Some self-tapping screws such as the Tek screw brand, are also self-drilling, which means that in addition to the thread-forming section there is also a fluted tip much like the tip of a center drill. These screws combine hole drilling, threading and fastener installation into one driving motion (instead of separate drilling, tapping, and installing motions); they are thus very efficient in a variety of hard-substrate applications, from assembly lines to roofing. Some types incorporate a sealing washer, for fastening roofing sheets to purlins.

==Sheet metal screw==
Sheet metal screws (sometimes called "sheet-metal self-tappers", P–K or PK screws from the brand name Parker Kalon, the company which pioneered the manufacture of, but did not invent, these screws) are a type of screw which can form a thread in thin sheet metal. Pan-head self-tapping screws are common in metal cases for electrical equipment, while flatter-headed truss or flat countersunk headed self-tapping screws are found in aviation applications.

==Winged self-tapper==
Winged self-drilling have thin wings wider than the thread formed just behind the self drilling head. These cut a clearance hole in soft materials (such as wood or plastic), but are destroyed by more robust materials (such as metal).

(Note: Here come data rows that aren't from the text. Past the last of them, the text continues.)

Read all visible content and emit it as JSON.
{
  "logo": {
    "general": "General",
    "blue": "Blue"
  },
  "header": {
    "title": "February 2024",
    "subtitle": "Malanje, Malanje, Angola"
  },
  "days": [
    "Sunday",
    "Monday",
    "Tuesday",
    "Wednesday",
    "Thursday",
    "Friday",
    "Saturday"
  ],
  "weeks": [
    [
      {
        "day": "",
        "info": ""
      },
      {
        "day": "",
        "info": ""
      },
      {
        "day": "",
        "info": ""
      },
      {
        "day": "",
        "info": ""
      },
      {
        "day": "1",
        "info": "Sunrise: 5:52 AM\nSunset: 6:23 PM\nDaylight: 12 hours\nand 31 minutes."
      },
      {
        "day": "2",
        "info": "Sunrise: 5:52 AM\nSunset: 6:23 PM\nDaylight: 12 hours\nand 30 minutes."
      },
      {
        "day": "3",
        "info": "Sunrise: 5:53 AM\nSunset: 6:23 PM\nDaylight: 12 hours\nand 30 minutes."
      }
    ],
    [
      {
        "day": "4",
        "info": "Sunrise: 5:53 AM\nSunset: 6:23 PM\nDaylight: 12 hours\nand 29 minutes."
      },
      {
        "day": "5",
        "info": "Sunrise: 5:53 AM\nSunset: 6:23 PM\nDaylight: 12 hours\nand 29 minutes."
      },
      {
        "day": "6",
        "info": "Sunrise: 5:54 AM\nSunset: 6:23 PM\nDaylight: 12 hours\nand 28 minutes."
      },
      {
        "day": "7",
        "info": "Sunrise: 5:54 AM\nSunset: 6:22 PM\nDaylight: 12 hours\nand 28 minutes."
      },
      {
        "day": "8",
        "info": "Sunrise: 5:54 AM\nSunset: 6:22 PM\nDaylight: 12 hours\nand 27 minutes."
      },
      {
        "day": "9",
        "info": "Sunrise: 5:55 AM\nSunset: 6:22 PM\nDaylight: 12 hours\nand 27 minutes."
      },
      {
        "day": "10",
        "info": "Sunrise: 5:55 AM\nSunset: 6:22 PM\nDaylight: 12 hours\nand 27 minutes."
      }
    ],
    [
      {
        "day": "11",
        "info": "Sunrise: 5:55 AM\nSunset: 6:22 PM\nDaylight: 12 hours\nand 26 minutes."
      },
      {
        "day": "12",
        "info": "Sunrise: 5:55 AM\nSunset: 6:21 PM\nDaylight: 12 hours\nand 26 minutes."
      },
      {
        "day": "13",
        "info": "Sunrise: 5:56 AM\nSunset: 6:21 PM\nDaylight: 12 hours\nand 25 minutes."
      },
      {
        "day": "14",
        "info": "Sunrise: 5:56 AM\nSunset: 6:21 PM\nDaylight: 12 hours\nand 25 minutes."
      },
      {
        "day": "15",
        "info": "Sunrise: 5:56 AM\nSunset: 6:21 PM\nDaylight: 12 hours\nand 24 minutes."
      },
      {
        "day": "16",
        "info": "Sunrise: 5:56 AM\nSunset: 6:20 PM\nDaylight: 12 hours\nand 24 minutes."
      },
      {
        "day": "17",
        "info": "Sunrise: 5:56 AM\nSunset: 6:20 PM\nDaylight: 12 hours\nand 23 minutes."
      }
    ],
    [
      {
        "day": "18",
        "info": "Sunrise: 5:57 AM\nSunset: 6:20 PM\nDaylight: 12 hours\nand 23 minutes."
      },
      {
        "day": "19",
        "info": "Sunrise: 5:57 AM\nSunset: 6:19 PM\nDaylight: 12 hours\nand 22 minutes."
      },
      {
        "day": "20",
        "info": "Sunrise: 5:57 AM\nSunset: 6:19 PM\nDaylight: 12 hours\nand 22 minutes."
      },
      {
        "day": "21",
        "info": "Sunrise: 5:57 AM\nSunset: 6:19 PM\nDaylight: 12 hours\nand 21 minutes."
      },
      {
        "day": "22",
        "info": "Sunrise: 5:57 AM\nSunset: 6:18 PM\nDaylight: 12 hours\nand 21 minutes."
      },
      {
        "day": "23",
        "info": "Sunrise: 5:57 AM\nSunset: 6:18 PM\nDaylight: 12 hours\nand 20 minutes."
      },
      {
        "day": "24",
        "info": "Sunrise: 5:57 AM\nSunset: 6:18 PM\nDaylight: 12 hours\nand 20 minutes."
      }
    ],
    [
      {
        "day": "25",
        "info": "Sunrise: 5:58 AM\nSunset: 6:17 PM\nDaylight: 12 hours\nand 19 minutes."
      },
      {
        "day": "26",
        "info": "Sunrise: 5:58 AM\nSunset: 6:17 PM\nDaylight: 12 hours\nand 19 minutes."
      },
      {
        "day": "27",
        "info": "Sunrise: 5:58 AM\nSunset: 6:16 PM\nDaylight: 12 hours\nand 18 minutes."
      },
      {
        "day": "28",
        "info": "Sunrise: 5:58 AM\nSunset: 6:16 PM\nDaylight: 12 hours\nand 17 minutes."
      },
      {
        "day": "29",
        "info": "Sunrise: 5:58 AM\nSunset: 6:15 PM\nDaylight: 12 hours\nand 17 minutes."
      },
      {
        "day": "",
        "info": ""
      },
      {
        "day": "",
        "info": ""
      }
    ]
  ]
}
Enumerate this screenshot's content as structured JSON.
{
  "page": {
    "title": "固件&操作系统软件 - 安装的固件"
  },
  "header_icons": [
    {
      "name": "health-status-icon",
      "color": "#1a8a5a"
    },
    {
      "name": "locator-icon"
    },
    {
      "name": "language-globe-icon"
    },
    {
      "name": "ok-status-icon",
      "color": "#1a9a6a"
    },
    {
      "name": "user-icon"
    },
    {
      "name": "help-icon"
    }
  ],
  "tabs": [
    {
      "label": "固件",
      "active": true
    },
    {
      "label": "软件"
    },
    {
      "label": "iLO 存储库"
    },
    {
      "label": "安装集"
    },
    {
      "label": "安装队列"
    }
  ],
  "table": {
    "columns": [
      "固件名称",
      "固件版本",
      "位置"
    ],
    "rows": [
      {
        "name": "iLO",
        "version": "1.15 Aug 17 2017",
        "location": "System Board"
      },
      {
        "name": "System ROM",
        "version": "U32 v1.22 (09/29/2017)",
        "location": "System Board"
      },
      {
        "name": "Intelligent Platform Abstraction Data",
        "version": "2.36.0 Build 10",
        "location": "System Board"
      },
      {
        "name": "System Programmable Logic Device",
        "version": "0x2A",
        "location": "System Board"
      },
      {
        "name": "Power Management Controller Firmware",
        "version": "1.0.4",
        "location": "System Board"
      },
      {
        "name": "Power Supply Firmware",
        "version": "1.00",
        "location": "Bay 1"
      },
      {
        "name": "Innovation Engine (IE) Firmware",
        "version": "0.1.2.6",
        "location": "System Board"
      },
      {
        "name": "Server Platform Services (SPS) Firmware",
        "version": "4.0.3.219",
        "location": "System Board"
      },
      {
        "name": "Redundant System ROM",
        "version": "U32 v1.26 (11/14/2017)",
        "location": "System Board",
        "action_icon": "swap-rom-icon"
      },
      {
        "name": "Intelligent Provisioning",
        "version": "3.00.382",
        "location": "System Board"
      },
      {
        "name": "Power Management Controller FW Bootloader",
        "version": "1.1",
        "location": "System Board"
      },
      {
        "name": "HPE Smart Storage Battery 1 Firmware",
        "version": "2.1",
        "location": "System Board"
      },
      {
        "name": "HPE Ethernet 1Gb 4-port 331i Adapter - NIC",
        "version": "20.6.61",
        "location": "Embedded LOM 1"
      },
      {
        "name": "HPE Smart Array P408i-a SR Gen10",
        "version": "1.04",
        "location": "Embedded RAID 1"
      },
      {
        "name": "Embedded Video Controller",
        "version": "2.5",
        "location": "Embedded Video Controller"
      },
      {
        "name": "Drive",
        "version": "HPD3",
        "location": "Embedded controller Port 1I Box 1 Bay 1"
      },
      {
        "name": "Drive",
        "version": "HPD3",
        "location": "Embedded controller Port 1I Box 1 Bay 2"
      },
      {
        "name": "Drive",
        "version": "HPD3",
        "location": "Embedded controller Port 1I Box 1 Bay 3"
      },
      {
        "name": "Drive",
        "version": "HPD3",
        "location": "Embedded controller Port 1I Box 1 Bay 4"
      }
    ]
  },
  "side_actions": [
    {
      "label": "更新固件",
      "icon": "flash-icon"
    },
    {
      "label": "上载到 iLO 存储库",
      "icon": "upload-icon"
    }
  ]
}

Thus, to clamp some material to metal, the clearance drilling, tap drilling, thread tapping, and fixing itself can happen in a single operation from one side, with the materials in their final position.

==Wood screw==

Wood screws are technically self-tapping, but are not referred to as such.

==Applications==
Self-tapping screws are used in a variety of applications ranging from DIY carpentry to surgery.

=== Surgical ===
Dental implants and orthopedic bone screws are both examples of self-tapping screws used in surgery. Different thread profiles are used for either denser cortical bone or the spongy cancellous bone.